On February 24, President Biden signed an Executive Order to "help create more resilient and secure supply chains for critical and essential goods," the White House said in a statement.
The administration pointed to the strain of shortages of essential products—from medicine to food to computer chips as providing hardship to American citizens. "Last year’s shortages of personal protective equipment (PPE) for front-line healthcare workers at the beginning of the COVID-19 pandemic were unacceptable." the statement reads.
The release also noted the shortages of automotive semiconductor chips, which causes shutdowns at factories and " hurt U.S. workers."
The Executive Order launches a comprehensive review of U.S. supply chains and directs federal Departments and Agencies to identify ways to secure U.S. supply chains against a wide range of risks and vulnerabilities.
First, the order directs an immediate 100-day review across federal agencies to address vulnerabilities in the supply chains of four key products.
- APIs are the part of a pharmaceutical product that contains the active drug. In recent decades, more than 70 percent of API production facilitators supplying the U.S. have moved offshore. This work will complement the ongoing work to secure supply chains needed to combat the COVID-19 pandemic.
- Critical minerals are an essential part of defense, high-tech, and other products. From rare earths in our electric motors and generators to the carbon fiber used for airplanes—the United States needs to ensure we are not dependent upon foreign sources or single points of failure in times of national emergency.
- Semiconductors and Advanced Packaging. The United States is the birthplace of this technology and has always been a leader in semiconductor development. However, over the years we have underinvested in production—hurting our innovative edge—while other countries have learned from our example and increased their investments in the industry.
- Large capacity batteries, such as those used in electric vehicles: As we take action to tackle the climate crisis, we know that will lead to a large demand for new energy technologies like electric vehicle batteries. By identifying supply chain risks, we can meet the President’s commitment to accelerate U.S. leadership of clean energy technologies. For example, while the U.S. is a net exporter of electric vehicles, we are not a leader in the supply chain associated with electric battery production. The U.S. could better leverage our sizeable lithium reserves and manufacturing know-how to expand domestic battery production.
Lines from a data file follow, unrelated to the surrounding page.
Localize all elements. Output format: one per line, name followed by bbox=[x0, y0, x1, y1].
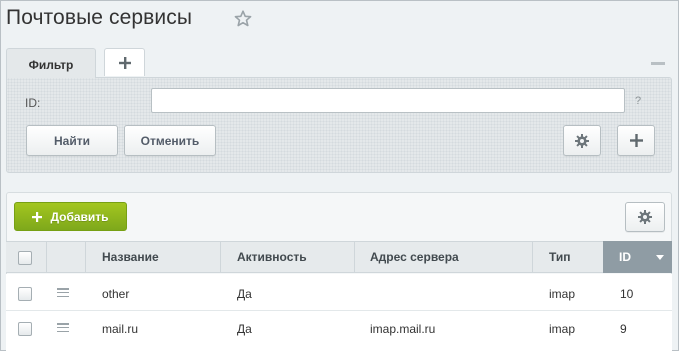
row-checkbox[interactable] bbox=[18, 322, 32, 336]
column-header-server[interactable]: Адрес сервера bbox=[370, 241, 459, 273]
column-divider bbox=[220, 241, 221, 273]
filter-settings-button[interactable] bbox=[563, 125, 601, 156]
cancel-button[interactable]: Отменить bbox=[124, 125, 216, 156]
add-filter-field-button[interactable] bbox=[617, 125, 655, 156]
column-header-type[interactable]: Тип bbox=[549, 241, 571, 273]
id-filter-input[interactable] bbox=[151, 88, 625, 113]
star-icon[interactable] bbox=[233, 9, 253, 29]
find-button[interactable]: Найти bbox=[26, 125, 118, 156]
cell-type: imap bbox=[549, 287, 576, 301]
minus-icon[interactable] bbox=[651, 62, 665, 65]
gear-icon bbox=[575, 133, 589, 148]
add-button-label: Добавить bbox=[50, 209, 109, 224]
column-divider bbox=[85, 241, 86, 273]
drag-handle-icon[interactable] bbox=[57, 288, 69, 297]
column-divider bbox=[532, 241, 533, 273]
add-button[interactable]: Добавить bbox=[14, 202, 127, 231]
tab-filter[interactable]: Фильтр bbox=[6, 48, 96, 78]
add-filter-tab-button[interactable] bbox=[104, 48, 145, 76]
cell-name: mail.ru bbox=[102, 322, 139, 336]
cell-id: 9 bbox=[620, 322, 627, 336]
column-divider bbox=[46, 241, 47, 273]
row-checkbox[interactable] bbox=[18, 287, 32, 301]
column-header-id-label: ID bbox=[619, 250, 631, 264]
cell-active: Да bbox=[237, 322, 252, 336]
plus-icon bbox=[32, 211, 43, 222]
page-title: Почтовые сервисы bbox=[6, 6, 193, 29]
cell-type: imap bbox=[549, 322, 576, 336]
plus-icon bbox=[629, 134, 643, 147]
drag-handle-icon[interactable] bbox=[57, 323, 69, 332]
sort-desc-icon bbox=[656, 255, 664, 260]
plus-icon bbox=[118, 56, 131, 69]
column-divider bbox=[354, 241, 355, 273]
cell-active: Да bbox=[237, 287, 252, 301]
grid-settings-button[interactable] bbox=[625, 202, 665, 232]
column-header-active[interactable]: Активность bbox=[237, 241, 307, 273]
cell-id: 10 bbox=[620, 287, 634, 301]
id-filter-label: ID: bbox=[25, 96, 41, 110]
cell-name: other bbox=[102, 287, 130, 301]
help-icon[interactable]: ? bbox=[635, 95, 641, 107]
gear-icon bbox=[638, 210, 652, 224]
select-all-checkbox[interactable] bbox=[18, 251, 32, 265]
column-header-name[interactable]: Название bbox=[102, 241, 159, 273]
cell-server: imap.mail.ru bbox=[370, 322, 436, 336]
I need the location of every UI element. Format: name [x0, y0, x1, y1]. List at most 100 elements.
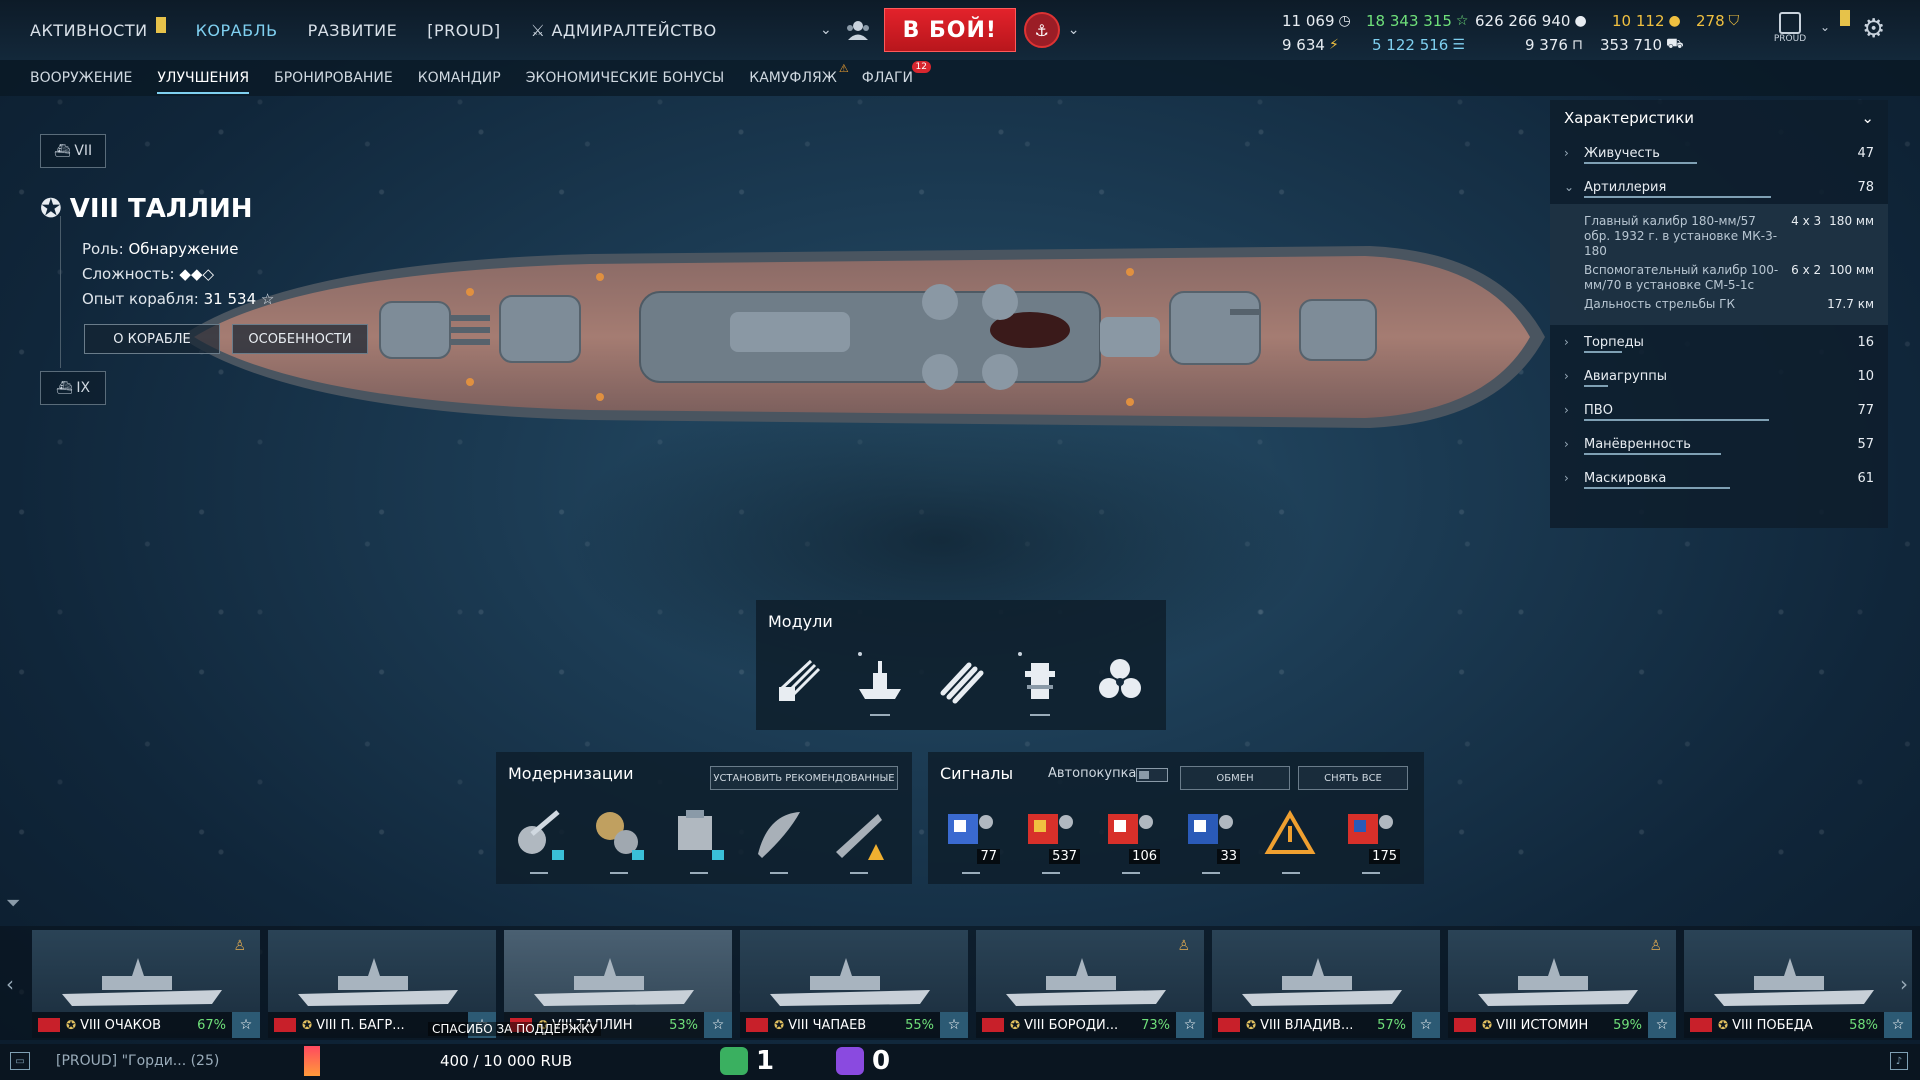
ship-thumbnail-icon	[298, 958, 458, 1006]
signal-slot[interactable]: 33	[1180, 804, 1240, 874]
tab-armament[interactable]: ВООРУЖЕНИЕ	[30, 60, 132, 96]
tab-commander[interactable]: КОМАНДИР	[418, 60, 501, 96]
resource-doubloons[interactable]: 10 112 ●	[1612, 12, 1681, 30]
signal-slot[interactable]	[1260, 804, 1320, 874]
profile-button[interactable]: PROUD	[1770, 8, 1810, 48]
resource-research[interactable]: 353 710 ⛟	[1600, 36, 1684, 54]
resource-coal-value: 5 122 516	[1372, 36, 1449, 54]
next-tier-button[interactable]: ⛴ IX	[40, 371, 106, 405]
signal-slot[interactable]: 537	[1020, 804, 1080, 874]
nav-clan[interactable]: [PROUD]	[427, 21, 500, 40]
chevron-down-icon[interactable]: ⌄	[1068, 22, 1080, 38]
ship-class-icon: ✪	[774, 1018, 785, 1032]
module-torpedoes[interactable]	[930, 650, 990, 710]
artillery-detail-row: Дальность стрельбы ГК 17.7 км	[1584, 297, 1874, 315]
resource-premium[interactable]: 278 ⛉	[1696, 12, 1739, 30]
upgrade-slot-2[interactable]	[588, 804, 648, 874]
ship-card[interactable]: ✪ VIII ПОБЕДА 58% ☆	[1684, 930, 1912, 1038]
ship-thumbnail-icon	[1006, 958, 1166, 1006]
filter-icon[interactable]: ⏷	[6, 893, 20, 914]
ship-card[interactable]: ♙ ✪ VIII БОРОДИ... 73% ☆	[976, 930, 1204, 1038]
prev-tier-button[interactable]: ⛴ VII	[40, 134, 106, 168]
signal-slot[interactable]: 106	[1100, 804, 1160, 874]
ship-carousel: ‹ ♙✪VIII ОЧАКОВ67%☆✪VIII П. БАГР...☆✪VII…	[0, 926, 1920, 1040]
autobuy-toggle[interactable]	[1136, 768, 1168, 782]
artillery-detail-value: 180 мм	[1829, 214, 1874, 228]
nav-ship[interactable]: КОРАБЛЬ	[196, 21, 278, 40]
resource-elite-xp[interactable]: 9 634 ⚡	[1282, 36, 1339, 54]
exchange-button[interactable]: ОБМЕН	[1180, 766, 1290, 790]
signal-slot[interactable]: 175	[1340, 804, 1400, 874]
install-recommended-button[interactable]: УСТАНОВИТЬ РЕКОМЕНДОВАННЫЕ	[710, 766, 898, 790]
tab-economic-bonuses[interactable]: ЭКОНОМИЧЕСКИЕ БОНУСЫ	[526, 60, 725, 96]
resource-coal[interactable]: 5 122 516 ☰	[1372, 36, 1465, 54]
battle-mode-button[interactable]: ⚓	[1023, 12, 1060, 48]
ship-card[interactable]: ✪ VIII ЧАПАЕВ 55% ☆	[740, 930, 968, 1038]
rudder-upgrade-icon	[758, 812, 800, 858]
characteristic-row[interactable]: › Манёвренность 57	[1550, 427, 1888, 461]
resource-free-xp[interactable]: 18 343 315 ☆	[1366, 12, 1468, 30]
nav-admiralty[interactable]: ⚔ АДМИРАЛТЕЙСТВО	[531, 21, 717, 40]
ship-card[interactable]: ♙ ✪ VIII ИСТОМИН 59% ☆	[1448, 930, 1676, 1038]
gears-upgrade-icon	[596, 812, 644, 860]
chevron-down-icon[interactable]: ⌄	[820, 22, 832, 38]
crossed-swords-icon: ⚔	[530, 20, 546, 40]
resource-silver[interactable]: 626 266 940 ●	[1475, 12, 1587, 30]
upgrade-slot-4[interactable]	[748, 804, 808, 874]
upgrade-slot-1[interactable]	[508, 804, 568, 874]
characteristic-row[interactable]: › Авиагруппы 10	[1550, 359, 1888, 393]
ship-title: ✪ VIII ТАЛЛИН	[40, 194, 253, 224]
division-button[interactable]	[840, 12, 876, 48]
characteristic-row[interactable]: › Маскировка 61	[1550, 461, 1888, 495]
tab-armor-label: БРОНИРОВАНИЕ	[274, 70, 393, 86]
module-underline	[870, 714, 890, 716]
features-button[interactable]: ОСОБЕННОСТИ	[232, 324, 368, 354]
ship-card[interactable]: ✪ VIII ВЛАДИВ... 57% ☆	[1212, 930, 1440, 1038]
artillery-detail-value: 17.7 км	[1827, 297, 1874, 311]
signal-slot[interactable]: 77	[940, 804, 1000, 874]
ship-class-icon: ✪	[1718, 1018, 1729, 1032]
ship-card-bar: ✪ VIII БОРОДИ... 73% ☆	[976, 1012, 1204, 1038]
tab-camouflage[interactable]: КАМУФЛЯЖ ⚠	[749, 60, 849, 96]
chat-icon[interactable]: ▭	[10, 1052, 30, 1070]
characteristic-row[interactable]: ⌄ Артиллерия 78	[1550, 170, 1888, 204]
clan-chat-label[interactable]: [PROUD] "Горди... (25)	[56, 1053, 219, 1069]
chevron-right-icon[interactable]: ›	[1900, 972, 1908, 996]
star-icon: ☆	[232, 1012, 260, 1038]
characteristics-header[interactable]: Характеристики ⌄	[1550, 100, 1888, 136]
remove-all-button[interactable]: СНЯТЬ ВСЕ	[1298, 766, 1408, 790]
notification-bell-icon[interactable]: ♪	[1890, 1052, 1908, 1070]
resource-steel[interactable]: 9 376 ⊓	[1525, 36, 1583, 54]
tab-flags[interactable]: ФЛАГИ 12	[862, 60, 931, 96]
gear-icon[interactable]: ⚙	[1862, 14, 1885, 44]
characteristic-row[interactable]: › ПВО 77	[1550, 393, 1888, 427]
artillery-detail-label: Дальность стрельбы ГК	[1584, 297, 1735, 311]
ship-render[interactable]	[170, 232, 1550, 442]
upgrade-slot-3[interactable]	[668, 804, 728, 874]
notification-badge-icon	[1840, 10, 1850, 26]
tab-commander-label: КОМАНДИР	[417, 70, 501, 86]
chevron-down-icon[interactable]: ⌄	[1820, 20, 1830, 34]
signals-title: Сигналы	[940, 764, 1014, 783]
characteristic-row[interactable]: › Торпеды 16	[1550, 325, 1888, 359]
module-fire-control[interactable]	[1010, 650, 1070, 716]
tab-upgrades[interactable]: УЛУЧШЕНИЯ	[157, 60, 249, 96]
module-main-battery[interactable]	[770, 650, 830, 710]
characteristic-label: Манёвренность	[1584, 436, 1691, 452]
nav-activities[interactable]: АКТИВНОСТИ	[30, 17, 166, 40]
resource-credits[interactable]: 11 069 ◷	[1282, 12, 1351, 30]
chevron-right-icon: ›	[1564, 146, 1569, 160]
bottom-bar: ▭ [PROUD] "Горди... (25)	[0, 1044, 1920, 1080]
about-ship-button[interactable]: О КОРАБЛЕ	[84, 324, 220, 354]
module-engine[interactable]	[1090, 650, 1150, 710]
battle-button[interactable]: В БОЙ!	[883, 8, 1016, 52]
module-hull[interactable]	[850, 650, 910, 716]
tab-armor[interactable]: БРОНИРОВАНИЕ	[274, 60, 393, 96]
top-bar: АКТИВНОСТИ КОРАБЛЬ РАЗВИТИЕ [PROUD] ⚔ АД…	[0, 0, 1920, 60]
star-icon: ☆	[940, 1012, 968, 1038]
chevron-left-icon[interactable]: ‹	[6, 972, 14, 996]
upgrade-slot-5[interactable]	[828, 804, 888, 874]
characteristic-row[interactable]: › Живучесть 47	[1550, 136, 1888, 170]
nav-development[interactable]: РАЗВИТИЕ	[308, 21, 398, 40]
ship-card[interactable]: ♙ ✪ VIII ОЧАКОВ 67% ☆	[32, 930, 260, 1038]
The 100-day review will identify near-term steps the administration can take, including with Congress, to address vulnerabilities in the supply chains for these critical goods.
Second, the order calls for a more in-depth one-year review of a broader set of U.S. supply chains. The one-year review will include:
- A focus on six key sectors: the defense industrial base; the public health and biological preparedness industrial base; the information and communications technology (ICT) industrial base; the energy sector industrial base; the transportation industrial base; and supply chains for agricultural commodities and food production.
- A set of risks for agencies to consider in their assessment of supply chain vulnerabilities: Agencies and Departments are directed to review a variety of risks to supply chains and industrial bases. For example, these reviews must identify critical goods and materials within supply chains, the manufacturing or other capabilities needed to produce those materials, as well as a variety of vulnerabilities created by the failure to develop domestic capabilities. Agencies and Departments are also directed to identify locations of key manufacturing and production assets, the availability of substitutes or alternative sources for critical goods, the state of workforce skills and identified gaps for all sectors, and the role of transportation systems in supporting supply chains and industrial bases.
- Recommendations on actions that should be taken to improve resiliency: Agencies are directed to make specific policy recommendations to address risks, as well as proposals for new research and development activities.
- A sustained commitment to supply chain resiliency: The government will commit to a regular, ongoing process of reviewing supply chain resilience, including a quadrennial review process.
- Consultation with external stakeholders: The government cannot secure supply chains on its own. It requires partnership and consultation with the American people. The E.O. directs the Administration to consult widely with outside stakeholders, such as those in industry, academia, non-governmental organizations, communities, labor unions, and State, local, territorial, and Tribal governments.